Name

MDTrajectory — Class implementing an MD Trajectory container object.

Synopsis

Namespace: NanoLanguage
MDTrajectory()

Description

Constructor for the MDTrajectory

MDTrajectory Arguments

MDTrajectory Methods

A MDTrajectory object provides the following methods:

  • cells(): Return list with the cell vectors of the images.

  • coordinates(): Return list with the cartesian coordinates of the images.

  • elements(): Return list with the elements of the images.

  • forces(): Return list with the forces of the images.

  • image(image_index): Return the configuration with the image_index

    image_index

    The index of the configuration that should be extracted.

  • kineticEnergies(): Return list with the kinetic energy of the images.

  • lastImage():

  • length(): Return the length of the trajectory.

  • masses(): Return list with the masses of the images.

  • potentialEnergies(): Return list with the potential energy of the images.

  • steps(): Return list with the steps of the images.

  • times(): Return list with the times of the images.

  • velocities(): Return list with the velocities of the images.

  • writeToXYZ(filename): Function for making an xyz ASCII dump of the whole trajectory.

    filename

    The name of the file to write to.

Usage Examples

Perform four Molecular Dynamics simulations with different time steps and save their trajectories in the file trajectory.nc.

# Define a benzene ring
cartesian_coordinates = [[ 0.      ,  1.399795, -0.      ],
                         [ 1.212253,  0.69976 , -0.      ],
                         [ 1.212253, -0.69976 , -0.      ],
                         [-0.      , -1.399795, -0.      ],
                         [-1.212253, -0.69976 , -0.      ],
                         [-1.212253,  0.69976 , -0.      ],
                         [ 0.      ,  2.500678, -0.      ],
                         [ 2.165671,  1.250363, -0.      ],
                         [ 2.165671, -1.250363, -0.      ],
                         [ 0.      , -2.500678, -0.      ],
                         [-2.165671, -1.250363, -0.      ],
                         [-2.165671,  1.250363, -0.      ]]*Angstrom

molecule_configuration = MoleculeConfiguration(
    elements=[Carbon,]*6+[Hydrogen,]*6,
    cartesian_coordinates=cartesian_coordinates
    )

# Attach a calculator
molecule_configuration.setCalculator(BrennerCalculator())

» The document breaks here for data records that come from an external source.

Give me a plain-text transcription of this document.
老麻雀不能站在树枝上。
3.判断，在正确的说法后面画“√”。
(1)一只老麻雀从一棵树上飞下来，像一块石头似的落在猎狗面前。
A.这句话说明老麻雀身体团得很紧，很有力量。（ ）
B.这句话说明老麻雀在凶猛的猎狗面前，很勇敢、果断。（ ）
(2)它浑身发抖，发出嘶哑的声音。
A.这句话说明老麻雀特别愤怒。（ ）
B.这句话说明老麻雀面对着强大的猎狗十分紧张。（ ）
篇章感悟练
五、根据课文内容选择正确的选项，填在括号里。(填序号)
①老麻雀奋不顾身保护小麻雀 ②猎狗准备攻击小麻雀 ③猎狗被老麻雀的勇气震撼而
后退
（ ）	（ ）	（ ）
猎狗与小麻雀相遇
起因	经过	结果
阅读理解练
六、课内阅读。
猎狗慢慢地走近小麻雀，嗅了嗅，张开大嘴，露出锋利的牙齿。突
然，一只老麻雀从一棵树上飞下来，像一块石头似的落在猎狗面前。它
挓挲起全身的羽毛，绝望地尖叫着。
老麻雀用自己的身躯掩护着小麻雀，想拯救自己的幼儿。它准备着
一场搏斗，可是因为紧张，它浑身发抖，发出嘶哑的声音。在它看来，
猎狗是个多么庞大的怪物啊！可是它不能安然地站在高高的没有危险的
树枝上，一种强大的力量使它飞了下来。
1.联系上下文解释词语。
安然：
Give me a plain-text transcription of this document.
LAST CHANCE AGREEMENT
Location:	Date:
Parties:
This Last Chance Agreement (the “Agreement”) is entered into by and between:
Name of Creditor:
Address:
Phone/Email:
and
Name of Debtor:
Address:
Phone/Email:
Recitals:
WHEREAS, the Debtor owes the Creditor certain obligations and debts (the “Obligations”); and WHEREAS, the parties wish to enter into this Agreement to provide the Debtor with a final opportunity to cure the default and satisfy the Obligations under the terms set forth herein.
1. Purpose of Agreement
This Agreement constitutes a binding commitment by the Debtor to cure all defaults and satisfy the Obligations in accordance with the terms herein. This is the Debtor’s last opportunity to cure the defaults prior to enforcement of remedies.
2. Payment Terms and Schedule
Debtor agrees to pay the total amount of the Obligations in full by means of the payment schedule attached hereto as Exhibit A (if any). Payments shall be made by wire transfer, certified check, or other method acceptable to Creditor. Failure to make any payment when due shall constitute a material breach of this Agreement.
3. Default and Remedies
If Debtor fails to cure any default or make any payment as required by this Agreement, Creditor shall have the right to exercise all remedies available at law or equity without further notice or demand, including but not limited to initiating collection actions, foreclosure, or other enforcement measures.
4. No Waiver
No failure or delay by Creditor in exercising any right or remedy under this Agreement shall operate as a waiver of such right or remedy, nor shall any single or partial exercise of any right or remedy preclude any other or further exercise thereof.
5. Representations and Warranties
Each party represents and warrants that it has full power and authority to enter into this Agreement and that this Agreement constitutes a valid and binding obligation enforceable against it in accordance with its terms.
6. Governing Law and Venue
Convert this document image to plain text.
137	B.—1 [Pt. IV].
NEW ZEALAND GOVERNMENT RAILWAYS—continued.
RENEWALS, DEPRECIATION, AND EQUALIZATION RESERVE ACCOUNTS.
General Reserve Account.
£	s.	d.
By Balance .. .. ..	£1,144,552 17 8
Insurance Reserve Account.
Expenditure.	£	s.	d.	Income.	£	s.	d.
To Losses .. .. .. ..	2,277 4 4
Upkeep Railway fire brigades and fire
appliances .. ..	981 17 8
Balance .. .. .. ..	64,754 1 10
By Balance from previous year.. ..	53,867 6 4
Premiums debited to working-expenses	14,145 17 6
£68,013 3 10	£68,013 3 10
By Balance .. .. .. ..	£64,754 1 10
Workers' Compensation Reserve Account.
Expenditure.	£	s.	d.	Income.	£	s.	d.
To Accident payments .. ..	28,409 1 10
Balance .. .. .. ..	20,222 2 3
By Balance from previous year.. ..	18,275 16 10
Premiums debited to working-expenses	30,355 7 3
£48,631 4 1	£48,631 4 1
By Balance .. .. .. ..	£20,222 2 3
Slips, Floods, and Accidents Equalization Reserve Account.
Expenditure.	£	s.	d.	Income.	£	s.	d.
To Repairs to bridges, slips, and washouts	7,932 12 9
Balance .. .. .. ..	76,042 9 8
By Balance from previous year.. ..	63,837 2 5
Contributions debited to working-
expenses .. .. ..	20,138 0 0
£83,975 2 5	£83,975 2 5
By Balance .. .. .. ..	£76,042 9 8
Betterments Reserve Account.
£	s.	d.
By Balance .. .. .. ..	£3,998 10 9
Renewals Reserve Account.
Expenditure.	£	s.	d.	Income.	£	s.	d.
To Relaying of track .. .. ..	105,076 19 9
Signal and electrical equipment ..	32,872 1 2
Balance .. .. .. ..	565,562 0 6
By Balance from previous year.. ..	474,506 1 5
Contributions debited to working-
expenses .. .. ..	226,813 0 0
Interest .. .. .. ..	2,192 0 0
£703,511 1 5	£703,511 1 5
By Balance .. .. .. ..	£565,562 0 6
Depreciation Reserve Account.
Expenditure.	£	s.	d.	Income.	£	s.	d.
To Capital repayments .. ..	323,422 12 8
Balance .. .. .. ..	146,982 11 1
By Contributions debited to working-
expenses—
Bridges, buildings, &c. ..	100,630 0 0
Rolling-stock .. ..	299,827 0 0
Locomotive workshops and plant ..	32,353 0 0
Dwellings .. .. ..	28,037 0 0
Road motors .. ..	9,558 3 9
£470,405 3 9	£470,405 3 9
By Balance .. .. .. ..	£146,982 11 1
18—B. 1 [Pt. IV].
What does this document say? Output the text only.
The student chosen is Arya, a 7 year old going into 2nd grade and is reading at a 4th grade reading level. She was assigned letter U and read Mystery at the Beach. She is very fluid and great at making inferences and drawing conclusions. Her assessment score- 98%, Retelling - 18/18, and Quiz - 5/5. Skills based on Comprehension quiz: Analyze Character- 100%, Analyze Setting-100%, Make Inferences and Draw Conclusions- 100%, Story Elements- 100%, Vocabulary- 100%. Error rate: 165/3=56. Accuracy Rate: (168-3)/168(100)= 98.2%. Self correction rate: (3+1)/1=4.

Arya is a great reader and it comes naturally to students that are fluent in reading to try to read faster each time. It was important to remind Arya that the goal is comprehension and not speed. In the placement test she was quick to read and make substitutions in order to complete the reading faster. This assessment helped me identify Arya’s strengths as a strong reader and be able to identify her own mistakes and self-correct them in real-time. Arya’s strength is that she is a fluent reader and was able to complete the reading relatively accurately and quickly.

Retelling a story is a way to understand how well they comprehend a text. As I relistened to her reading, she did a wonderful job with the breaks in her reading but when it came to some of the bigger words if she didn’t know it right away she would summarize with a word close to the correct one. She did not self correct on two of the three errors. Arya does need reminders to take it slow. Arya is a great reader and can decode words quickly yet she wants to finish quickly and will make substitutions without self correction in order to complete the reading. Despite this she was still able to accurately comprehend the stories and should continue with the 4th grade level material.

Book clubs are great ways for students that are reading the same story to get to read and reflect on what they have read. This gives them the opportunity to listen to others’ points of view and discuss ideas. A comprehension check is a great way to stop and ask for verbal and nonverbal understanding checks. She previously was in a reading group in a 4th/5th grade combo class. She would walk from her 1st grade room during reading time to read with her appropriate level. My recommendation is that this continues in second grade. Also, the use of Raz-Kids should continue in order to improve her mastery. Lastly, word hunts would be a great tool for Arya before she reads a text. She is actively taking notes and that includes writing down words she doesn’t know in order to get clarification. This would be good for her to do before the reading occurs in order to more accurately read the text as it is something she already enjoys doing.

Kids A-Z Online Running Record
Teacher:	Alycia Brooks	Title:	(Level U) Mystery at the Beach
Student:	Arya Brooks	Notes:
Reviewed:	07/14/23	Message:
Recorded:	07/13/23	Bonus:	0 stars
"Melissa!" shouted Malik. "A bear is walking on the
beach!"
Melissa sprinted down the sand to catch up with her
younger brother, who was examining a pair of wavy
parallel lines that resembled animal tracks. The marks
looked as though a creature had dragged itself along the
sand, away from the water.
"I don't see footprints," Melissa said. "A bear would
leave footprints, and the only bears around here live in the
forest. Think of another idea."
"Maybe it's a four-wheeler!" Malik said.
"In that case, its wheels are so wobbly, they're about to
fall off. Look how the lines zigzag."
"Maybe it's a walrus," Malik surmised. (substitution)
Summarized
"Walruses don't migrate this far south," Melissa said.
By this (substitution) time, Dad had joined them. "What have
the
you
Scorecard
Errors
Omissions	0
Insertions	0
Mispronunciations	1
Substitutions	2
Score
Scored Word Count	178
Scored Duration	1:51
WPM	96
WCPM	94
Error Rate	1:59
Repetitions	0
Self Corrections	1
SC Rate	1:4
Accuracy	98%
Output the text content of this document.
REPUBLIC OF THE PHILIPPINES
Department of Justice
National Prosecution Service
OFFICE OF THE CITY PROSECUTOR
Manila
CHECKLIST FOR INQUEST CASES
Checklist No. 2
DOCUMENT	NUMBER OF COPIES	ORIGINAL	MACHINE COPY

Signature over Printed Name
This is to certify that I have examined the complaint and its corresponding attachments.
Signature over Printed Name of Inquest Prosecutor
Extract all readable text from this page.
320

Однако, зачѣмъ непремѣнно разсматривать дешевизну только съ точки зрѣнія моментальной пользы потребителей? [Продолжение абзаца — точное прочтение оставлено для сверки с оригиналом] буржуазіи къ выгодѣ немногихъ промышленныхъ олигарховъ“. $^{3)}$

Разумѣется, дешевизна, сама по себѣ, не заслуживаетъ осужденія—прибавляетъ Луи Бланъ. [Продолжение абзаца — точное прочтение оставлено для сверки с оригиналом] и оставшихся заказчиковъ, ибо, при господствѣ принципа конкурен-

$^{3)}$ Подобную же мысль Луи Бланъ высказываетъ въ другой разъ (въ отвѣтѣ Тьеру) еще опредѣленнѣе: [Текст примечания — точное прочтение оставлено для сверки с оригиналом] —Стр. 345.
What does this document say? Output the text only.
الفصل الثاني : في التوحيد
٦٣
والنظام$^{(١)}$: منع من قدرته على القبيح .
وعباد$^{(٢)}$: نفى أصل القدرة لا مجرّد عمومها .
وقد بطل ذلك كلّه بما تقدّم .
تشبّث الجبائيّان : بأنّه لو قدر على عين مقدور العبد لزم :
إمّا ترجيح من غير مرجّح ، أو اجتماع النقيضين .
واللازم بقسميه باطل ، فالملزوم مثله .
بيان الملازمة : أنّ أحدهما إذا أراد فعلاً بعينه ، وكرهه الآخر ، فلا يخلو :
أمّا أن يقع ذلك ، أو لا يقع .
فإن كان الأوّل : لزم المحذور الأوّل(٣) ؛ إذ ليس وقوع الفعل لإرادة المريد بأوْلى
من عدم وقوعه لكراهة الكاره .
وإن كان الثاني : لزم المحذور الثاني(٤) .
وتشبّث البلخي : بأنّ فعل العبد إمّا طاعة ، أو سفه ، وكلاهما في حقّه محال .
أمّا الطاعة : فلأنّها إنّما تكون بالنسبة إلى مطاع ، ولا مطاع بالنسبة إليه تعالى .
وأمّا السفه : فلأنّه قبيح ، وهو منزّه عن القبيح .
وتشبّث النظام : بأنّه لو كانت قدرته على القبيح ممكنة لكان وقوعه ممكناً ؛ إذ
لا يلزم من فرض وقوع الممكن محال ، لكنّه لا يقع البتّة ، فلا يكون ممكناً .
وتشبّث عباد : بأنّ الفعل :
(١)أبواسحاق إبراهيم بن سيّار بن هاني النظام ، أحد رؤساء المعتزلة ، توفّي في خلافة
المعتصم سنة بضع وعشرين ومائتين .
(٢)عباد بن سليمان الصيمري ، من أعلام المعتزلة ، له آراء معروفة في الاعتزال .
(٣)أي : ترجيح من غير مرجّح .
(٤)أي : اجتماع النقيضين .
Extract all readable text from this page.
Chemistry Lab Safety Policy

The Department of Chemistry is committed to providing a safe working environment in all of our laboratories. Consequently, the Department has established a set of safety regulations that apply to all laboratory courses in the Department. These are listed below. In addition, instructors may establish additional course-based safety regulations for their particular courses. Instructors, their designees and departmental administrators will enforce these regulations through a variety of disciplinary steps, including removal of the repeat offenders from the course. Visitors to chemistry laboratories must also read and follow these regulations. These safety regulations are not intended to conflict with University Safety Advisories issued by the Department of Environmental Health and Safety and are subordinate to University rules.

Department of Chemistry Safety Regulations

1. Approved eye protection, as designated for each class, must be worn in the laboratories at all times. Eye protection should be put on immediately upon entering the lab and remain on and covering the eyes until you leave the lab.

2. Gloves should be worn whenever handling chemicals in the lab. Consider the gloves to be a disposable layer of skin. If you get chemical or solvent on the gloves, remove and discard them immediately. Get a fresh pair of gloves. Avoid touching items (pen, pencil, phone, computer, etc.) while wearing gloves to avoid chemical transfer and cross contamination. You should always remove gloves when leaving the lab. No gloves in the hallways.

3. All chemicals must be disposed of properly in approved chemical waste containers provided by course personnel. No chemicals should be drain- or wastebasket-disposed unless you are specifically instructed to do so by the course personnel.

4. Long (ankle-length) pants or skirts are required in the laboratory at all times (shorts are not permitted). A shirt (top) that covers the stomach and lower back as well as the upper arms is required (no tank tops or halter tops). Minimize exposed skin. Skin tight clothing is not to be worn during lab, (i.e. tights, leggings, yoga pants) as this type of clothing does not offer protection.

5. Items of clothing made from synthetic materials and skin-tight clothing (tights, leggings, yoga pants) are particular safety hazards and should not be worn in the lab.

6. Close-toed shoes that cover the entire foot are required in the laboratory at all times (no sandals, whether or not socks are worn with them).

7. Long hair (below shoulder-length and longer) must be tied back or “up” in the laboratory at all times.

initial_velocity = MaxwellBoltzmannDistribution(
        temperature=300.0*Kelvin
    )

length_of_simulation = 20*femtoSecond

# Generate trajectories for different time steps
for time_step in [0.1, 0.5, 1, 2]*femtoSecond:

    method = VelocityVerlet(
        time_step=time_step,
        initial_velocity=initial_velocity
        )

    # Generate trajectory
    molecular_dynamics = MolecularDynamics(
        molecule_configuration,
        trajectory_filename='trajectory.nc',
        steps=int(length_of_simulation/time_step),
        log_interval=max(1,int(2*femtoSecond/time_step)),
        method=method
        )

mdrun.py

Plot the total energy as function of time for the trajectories in the file trajectory.nc.

import pylab

# Read in a list with the trajectories
trajectories = nlread('trajectory.nc', MDTrajectory)

pylab.figure()
for trajectory in trajectories:
    # Get the time axis of the trajectory
    t = trajectory.times().inUnitsOf(femtoSecond)
    # Calculate the time step
    time_step = t[-1]/trajectory.steps()[-1]
    # Get the energies
    epot = trajectory.potentialEnergies().inUnitsOf(eV)
    ekin = trajectory.kineticEnergies().inUnitsOf(eV)
    # Plot the data
    pylab.plot(t,epot+ekin, label='timestep='+str(time_step)+' fs')
    pylab.xlabel('time (fs)')
    pylab.ylabel('total energy (eV)')
    pylab.legend()

pylab.show()

mdplot.py

The total energy as function of the simulation time in MD runs with different time steps.

Figure 13: The total energy as function of the simulation time in MD runs with different time steps.